Na terça-feira (26), Sáenz Valiente pediu à Justiça que retire a tornozeleira eletrônica que usa desde junho de 2023. A decisão deve ser anunciada em até cinco dias úteis.
Entenda o caso
Emmily caiu do sexto andar do apartamento de Sáenz Valiente no dia 30 de março de 2023. Exames toxicológicos indicaram consumo de álcool, maconha, MDMA, cetamina e cocaína. A Promotoria argumenta que sua morte poderia ter sido evitada se ela tivesse recebido socorro adequado após apresentar sintomas de um lapso psíquico. Entre o início dos sintomas e sua morte, passaram-se mais de duas horas.
Testemunhos apontam que outras duas mulheres estavam no apartamento, mas Lía Figueroa Alves e Dafne Gutiérrez saíram antes da queda de Emmily. A acusação sustenta que “a danificada teve uma descompensação psiquiátrica que durou, pelo menos, duas horas, período durante o qual foi abandonada por Francisco Sáenz Valiente e por Juliana Mourão. Esta situação de perigo concreto na saúde da vítima, que atingiu um estado de excitação psicomotora criada pelo fornecimento de estupefacientes por parte do indiciado, determinou que Emmily caísse pela janela do sexto andar”.
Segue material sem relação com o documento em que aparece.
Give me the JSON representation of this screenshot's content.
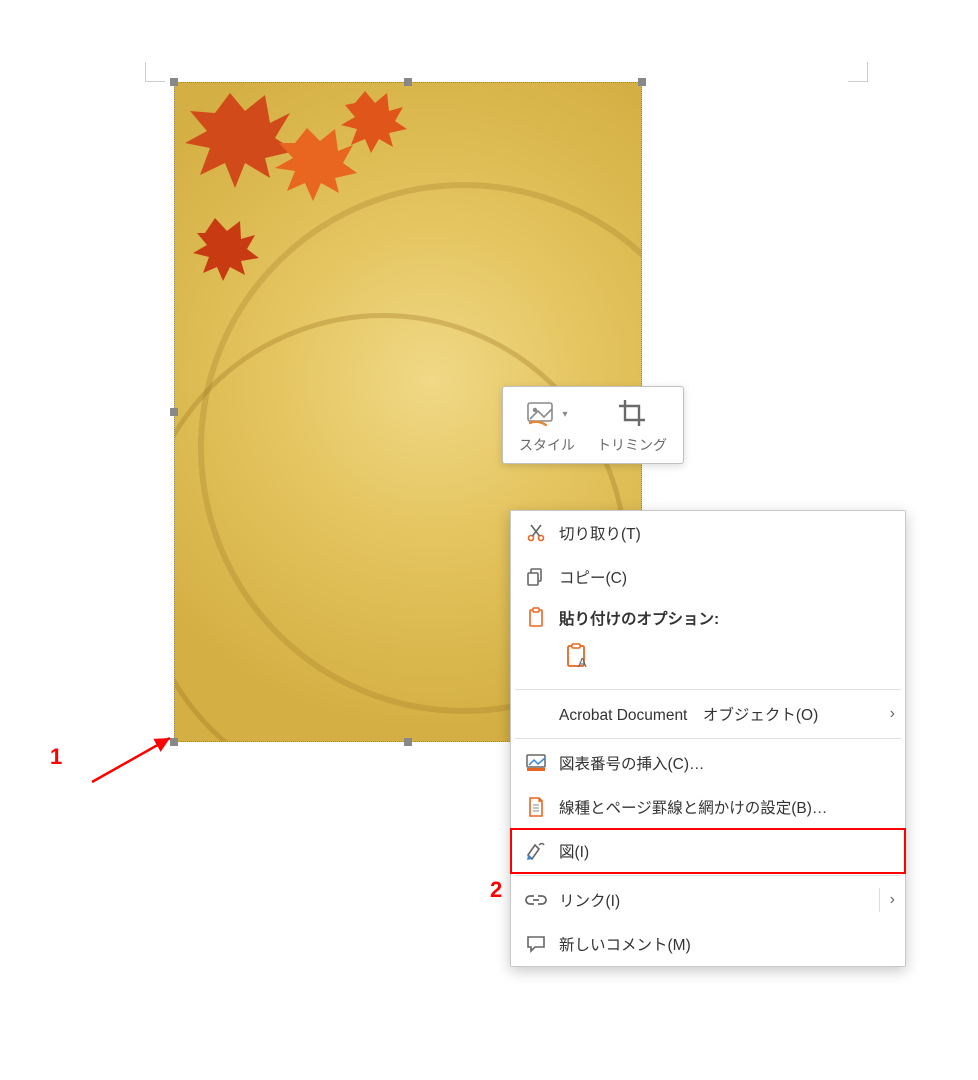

“Durante o lapso de tempo no qual Emmily manteve esse estado de alteração psíquica, arriscado para si e para terceiros, tanto Sáenz Valiente quanto Magalhães Mourão decidiram continuar com a reunião sem pedir assistência médica necessária”, apontou a Promotoria. “Tudo isso transcorreu num contexto sexualizado no qual Emmily estava seminua no quarto de Sáenz Valiente, onde havia também preservativos usados, brinquedos sexuais, uma cama para massagens, entre outros elementos de conotação sexual. Saénz Valiente estava de cueca ou de calção com o tronco nu, enquanto escutavam música e consumiam drogas e álcool”, acrescentou.
Apesar do surto de Emmily, os dois mantiveram as atividades no apartamento e só buscaram ajuda às 9h09 e 9h13, quando vizinhos perceberam a situação e também acionaram as autoridades. “Emmily já estava num estado de desespero eufórico, de terror e de pranto, pedindo socorro aos gritos”, detalhou o documento. “As ações de auxílio concretas por parte de Francisco Sáenz Valiente e de Juliana Magalhães Mourão, ao serem tardias, privaram Emmily de uma assistência médica que poderia ter salvo a sua vida”, concluiu a acusação.
O Ministério Público também considerou a hipótese da família de Emmily, que diverge da Promotoria. “Foi um crime para se desfazerem de Emmily depois de um abuso sexual. Emmily não foi até o apartamento para ter relações sexuais. Francis Sáenz Valiente tinha uma obsessão por ela. Ela não quis ter sexo e isso a colocou numa situação na qual lhe injetam droga. Eles a colocaram num estado de alteração psiquiátrica. Ela não estava drogada quando chega ao apartamento e cai inconsciente”, explicou Hermida à RFI. “Se Emmily tivesse dado o consentimento, estaria viva”, afirmou.